Role of AI and Big Data in Personalised Financial Marketing: Insights from the Indian Banking Sector
Role of AI and Big Data in Personalised Financial Marketing: Insights from the Indian Banking Sector
Anukriti Mishra,Saumya Trivedi,Kranti Singh
TLDR
The study concludes that while AI and Big Data offer strong possibility to improve customer-centric marketing, their effectiveness depends on addressing privacy, cost and skill-related barriers.
Abstract
The rapid adoption of Artificial Intelligence (AI) and Big Data has transformed financial marketing worldwide, with Indian banks increasingly leveraging these technologies to enhance personalisation and customer engagement. This study examines the extent, impact and challenges of AI and Big Data adoption in the Indian banking sector, focusing on personalised financial marketing. Primary data were collected from 53 bank employees across public, private, cooperative and regional rural through an online survey. Descriptive statistics and non-parametric tests, including the Wilcoxon Rank-Sum Test, were employed to analyse the data. The findings indicate that banks using AI and Big Data determine significantly higher frequency of personalised marketing and achieve better response rates in digital campaigns compared to the other banks. Personalised offers and AI chatbots emerged as the most widely implemented tool, while predictive analytics and fraud detection had less emphasis in marketing applications. Despite these benefits, the study finds that banks face considerable challenges, particularly concerns regarding data privacy, high costs of implementation, customer resistance to AI-driven services besides shortage of skilled employees.
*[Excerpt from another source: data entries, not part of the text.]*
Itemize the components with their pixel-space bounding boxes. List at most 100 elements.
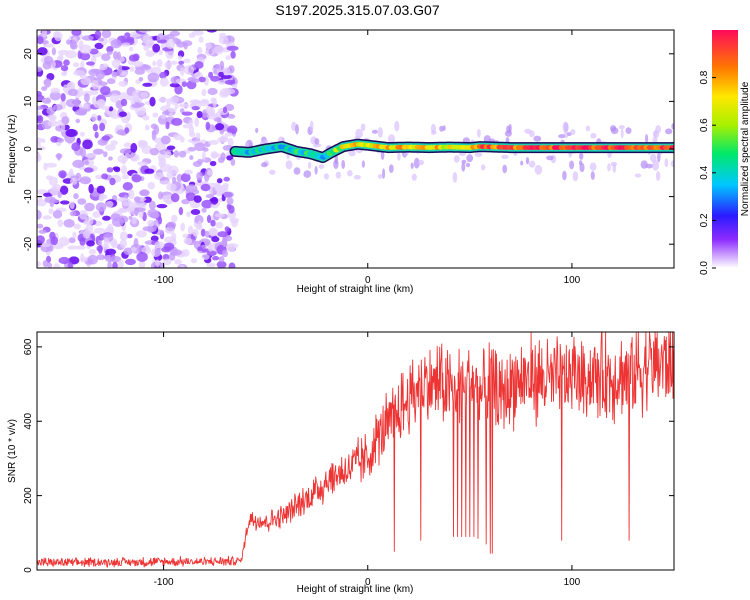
colorbar-tick-label: 0.4 (699, 165, 710, 179)
noise-speckle (226, 197, 234, 205)
noise-speckle (313, 143, 322, 148)
noise-speckle (579, 162, 585, 173)
noise-speckle (110, 39, 122, 49)
noise-speckle (206, 214, 212, 224)
noise-speckle (110, 140, 118, 146)
noise-speckle (380, 150, 385, 160)
noise-speckle (88, 183, 94, 194)
noise-speckle (151, 247, 161, 257)
noise-speckle (150, 235, 159, 242)
noise-speckle (108, 106, 114, 112)
noise-speckle (111, 240, 118, 249)
noise-speckle (190, 258, 198, 264)
noise-speckle (308, 161, 312, 169)
noise-speckle (152, 43, 161, 53)
noise-speckle (91, 96, 97, 106)
noise-speckle (173, 150, 180, 158)
noise-speckle (51, 47, 57, 56)
noise-speckle (227, 125, 238, 135)
noise-speckle (197, 46, 203, 55)
noise-speckle (131, 247, 137, 253)
noise-speckle (111, 59, 121, 68)
noise-speckle (53, 104, 63, 111)
noise-speckle (84, 93, 90, 103)
noise-speckle (371, 129, 378, 134)
noise-speckle (625, 127, 632, 134)
noise-speckle (156, 204, 168, 209)
noise-speckle (96, 115, 102, 121)
noise-speckle (78, 210, 88, 220)
noise-speckle (141, 145, 153, 154)
noise-speckle (101, 105, 110, 110)
noise-speckle (37, 223, 44, 229)
noise-speckle (103, 151, 108, 158)
noise-speckle (231, 219, 238, 228)
noise-speckle (227, 137, 234, 148)
noise-speckle (461, 162, 466, 172)
noise-speckle (197, 158, 203, 165)
noise-speckle (80, 77, 92, 86)
noise-speckle (93, 227, 106, 234)
noise-speckle (533, 135, 542, 142)
noise-speckle (129, 46, 134, 52)
noise-speckle (159, 71, 167, 79)
noise-speckle (579, 152, 584, 160)
noise-speckle (181, 249, 190, 257)
noise-speckle (217, 156, 225, 164)
noise-speckle (43, 56, 54, 65)
noise-speckle (125, 258, 136, 266)
noise-speckle (215, 221, 224, 229)
noise-speckle (37, 152, 41, 162)
noise-speckle (87, 254, 98, 265)
noise-speckle (43, 78, 52, 88)
noise-speckle (117, 197, 129, 202)
noise-speckle (618, 125, 625, 130)
noise-speckle (199, 100, 210, 107)
noise-speckle (138, 30, 151, 33)
heatmap-y-tick-label: 10 (23, 95, 34, 107)
noise-speckle (79, 176, 92, 185)
snr-x-tick-label: -100 (154, 577, 174, 588)
noise-speckle (224, 79, 236, 85)
noise-speckle (134, 207, 139, 217)
noise-speckle (82, 229, 91, 239)
noise-speckle (48, 176, 59, 187)
noise-speckle (111, 71, 118, 78)
noise-speckle (572, 171, 579, 182)
noise-speckle (126, 111, 131, 122)
noise-speckle (217, 117, 222, 125)
noise-speckle (68, 237, 76, 244)
noise-speckle (208, 140, 219, 145)
noise-speckle (227, 114, 236, 119)
noise-speckle (178, 150, 187, 158)
noise-speckle (191, 106, 200, 111)
noise-speckle (207, 243, 213, 252)
noise-speckle (79, 52, 91, 61)
noise-speckle (53, 263, 61, 268)
noise-speckle (382, 168, 386, 179)
noise-speckle (360, 123, 366, 132)
colorbar-tick-label: 0.6 (699, 118, 710, 132)
noise-speckle (221, 238, 228, 248)
noise-speckle (607, 163, 611, 172)
noise-speckle (640, 160, 648, 169)
noise-speckle (63, 59, 70, 66)
noise-speckle (95, 70, 105, 80)
noise-speckle (108, 156, 113, 161)
noise-speckle (101, 30, 112, 39)
noise-speckle (101, 173, 109, 180)
noise-speckle (138, 77, 144, 82)
noise-speckle (122, 174, 129, 180)
noise-speckle (207, 169, 213, 176)
noise-speckle (101, 135, 111, 141)
noise-speckle (285, 160, 293, 170)
noise-speckle (558, 134, 566, 139)
noise-speckle (40, 243, 51, 248)
noise-speckle (164, 151, 172, 159)
noise-speckle (160, 135, 171, 145)
noise-speckle (210, 75, 220, 82)
noise-speckle (226, 45, 239, 51)
noise-speckle (224, 226, 230, 232)
noise-speckle (167, 107, 177, 113)
noise-speckle (110, 213, 121, 222)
The study concludes that while AI and Big Data offer strong possibility to improve customer-centric marketing, their effectiveness depends on addressing privacy, cost and skill-related barriers. The research adds to the literature of AI in financial marketing through insights from the Indian setting where adoption is increasing. Future studies are suggested to incorporate customer voice, undertake comparative and longitudinal examination and examine the moral and regulatory consequences of AI-driven personalisation in banking.